So what is contrition, and when is it “perfect”? Contrition is a voluntary sorrow and detestation for sins committed, together with the firm purpose of confessing and making satisfaction for them, and of avoiding all sin, in the future. Contrition is called perfect or complete when it is true and interior, supernatural, supreme, and universal. Each part of this definition is important, and merits closer attention.

First, it helps to know that “contrition” comes from the Latin verb meaning “to grind into small pieces.” In the Christian life, we talk about contrition as a kind of spiritual pulverizing, a breaking of our hard, stony hearts by sorrow when we have lost the grace of God and our own innocence. We should emphasize that we cannot produce contrition by our natural human efforts: It arises from supernatural charity, and is a gift from God. 

Contrition is voluntary, meaning it is something deliberate that involves a movement of our will. Contrition is not primarily a feeling or emotion; instead it is primarily an active turning (conversion) of our will away from sin and toward God. 

Here the first mover of our will is God, whose grace moves us to reject sin and to choose the way of holiness and love instead, putting our faith in Jesus and the saving power of his sacrifice. Perfect or complete contrition is more than a word on our lips: It is an interior reality, born of faith and love, a real heartbreak and a determination to leave sin behind and to cling to God.

Contrition is a sorrow and detestation for sins committed. That is, contrition is more than a decision to stop sinning, or to make a new start: It is a real hatred for our own past wrongdoing. If we have perfect contrition, we will wish we had never done the evil we did. Contrition includes, moreover, the firm determination to confess our sins, to make satisfaction for them (that is, to do penance and make restitution), and to avoid all sin in the future.

Perfect or complete contrition is also supernatural, supreme, and universal. In this context “supernatural” means our contrition comes from the grace of God: We are sorry because we love God, and not only because we are afraid of going to hell, or dismayed by the inherent ugliness of sin, or disappointed in ourselves, or saddened to have to go to confession! 

“Supreme” means we are sorry because we know God is the highest good, and that sin, because it offends and separates us from him, is the worst evil. It also means we deliberately reject sin more than we reject anything else, and choose God in preference to everything. If we are saddened by our sins but still prefer them over complete conversion, our contrition is not yet supreme. 

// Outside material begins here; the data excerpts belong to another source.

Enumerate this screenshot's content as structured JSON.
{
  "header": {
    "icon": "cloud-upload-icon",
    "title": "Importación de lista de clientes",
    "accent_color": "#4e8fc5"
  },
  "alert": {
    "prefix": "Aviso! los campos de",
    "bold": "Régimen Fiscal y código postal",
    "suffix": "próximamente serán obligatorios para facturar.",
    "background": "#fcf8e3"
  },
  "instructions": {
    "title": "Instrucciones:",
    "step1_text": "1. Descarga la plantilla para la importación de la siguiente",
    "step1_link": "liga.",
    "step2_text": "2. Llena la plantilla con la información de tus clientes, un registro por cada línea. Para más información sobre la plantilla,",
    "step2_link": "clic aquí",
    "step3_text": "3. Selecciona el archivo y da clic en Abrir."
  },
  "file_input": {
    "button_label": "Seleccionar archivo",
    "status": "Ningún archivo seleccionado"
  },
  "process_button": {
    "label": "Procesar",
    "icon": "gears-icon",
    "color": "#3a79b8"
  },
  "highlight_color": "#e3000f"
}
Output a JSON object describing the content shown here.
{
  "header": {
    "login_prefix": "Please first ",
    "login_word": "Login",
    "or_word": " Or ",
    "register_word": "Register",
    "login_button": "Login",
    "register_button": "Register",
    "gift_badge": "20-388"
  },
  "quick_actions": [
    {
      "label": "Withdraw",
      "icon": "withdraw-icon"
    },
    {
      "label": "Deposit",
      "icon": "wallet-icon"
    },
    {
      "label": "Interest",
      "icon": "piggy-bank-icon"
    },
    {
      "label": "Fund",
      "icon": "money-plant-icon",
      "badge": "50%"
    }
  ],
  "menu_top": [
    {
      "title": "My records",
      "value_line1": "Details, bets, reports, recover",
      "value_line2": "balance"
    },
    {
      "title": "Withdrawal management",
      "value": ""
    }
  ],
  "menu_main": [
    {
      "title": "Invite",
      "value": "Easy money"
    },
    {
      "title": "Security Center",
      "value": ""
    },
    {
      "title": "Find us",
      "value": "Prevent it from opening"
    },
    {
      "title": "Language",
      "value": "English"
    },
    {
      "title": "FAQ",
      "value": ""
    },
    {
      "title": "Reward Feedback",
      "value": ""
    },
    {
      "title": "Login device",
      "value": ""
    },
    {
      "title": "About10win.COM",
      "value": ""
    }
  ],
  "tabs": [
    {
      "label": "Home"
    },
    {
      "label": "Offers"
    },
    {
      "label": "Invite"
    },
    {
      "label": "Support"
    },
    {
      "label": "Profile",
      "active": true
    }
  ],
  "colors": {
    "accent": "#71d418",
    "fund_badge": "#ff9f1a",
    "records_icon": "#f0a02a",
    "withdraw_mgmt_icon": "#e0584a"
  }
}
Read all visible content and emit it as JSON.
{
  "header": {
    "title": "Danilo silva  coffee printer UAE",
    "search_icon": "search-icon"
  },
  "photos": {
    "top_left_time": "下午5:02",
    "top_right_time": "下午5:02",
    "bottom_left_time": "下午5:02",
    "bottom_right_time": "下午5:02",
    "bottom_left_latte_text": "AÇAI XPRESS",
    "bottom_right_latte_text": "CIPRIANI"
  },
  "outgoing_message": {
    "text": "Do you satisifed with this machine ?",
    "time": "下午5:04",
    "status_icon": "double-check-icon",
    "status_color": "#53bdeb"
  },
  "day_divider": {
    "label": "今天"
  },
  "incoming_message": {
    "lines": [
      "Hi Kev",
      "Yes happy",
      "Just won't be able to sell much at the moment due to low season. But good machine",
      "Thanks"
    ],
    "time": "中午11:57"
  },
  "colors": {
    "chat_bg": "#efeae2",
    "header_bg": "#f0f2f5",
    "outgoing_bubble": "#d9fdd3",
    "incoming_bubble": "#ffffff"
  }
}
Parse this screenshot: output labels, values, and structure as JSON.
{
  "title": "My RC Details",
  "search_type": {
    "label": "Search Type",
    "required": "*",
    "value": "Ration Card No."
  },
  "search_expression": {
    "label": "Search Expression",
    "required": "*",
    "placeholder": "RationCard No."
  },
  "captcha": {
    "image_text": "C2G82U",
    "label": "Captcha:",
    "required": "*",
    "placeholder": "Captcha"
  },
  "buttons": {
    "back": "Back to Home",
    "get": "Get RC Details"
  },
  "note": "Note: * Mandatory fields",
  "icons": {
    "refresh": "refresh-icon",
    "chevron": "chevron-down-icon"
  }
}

Finally our contrition, to be perfect, must be “universal”: It must apply to all our mortal sins, without exception. Even if we cannot remember each one of our sins at the moment, universal contrition is possible because we can still, in an instant, by God’s grace, despise everything that is not pleasing to God. Our contrition is universal if we would reject every sin out of love for God, and forgive everyone who has sinned against us, regardless of whether we can, at the moment, actually recall every sin of ours or every person we ought to forgive.

We may not know how long it will be before we can all return to Mass, to frequent Communion and confession. But meanwhile, we must not imagine God has left us alone: He is always our loving Father, and his infinite goodness and mercy are ours still. Christ, risen from the dead, forever lives to make intercession for us. Even when we cannot approach his mysteries, the sacraments, Christ is not far from us.

In this difficult time we might especially seek the intercession of St. Thérèse of Lisieux. She knew, in the last months of her life, that she might die without the sacraments, but her serenity was undisturbed.

“Without doubt,” she said, “it is a great thing to receive the Sacraments; but when the good God does not permit this, it is good all the same: everything is grace.” All things, in other words, work for good for those who love God (see Romans 8:28).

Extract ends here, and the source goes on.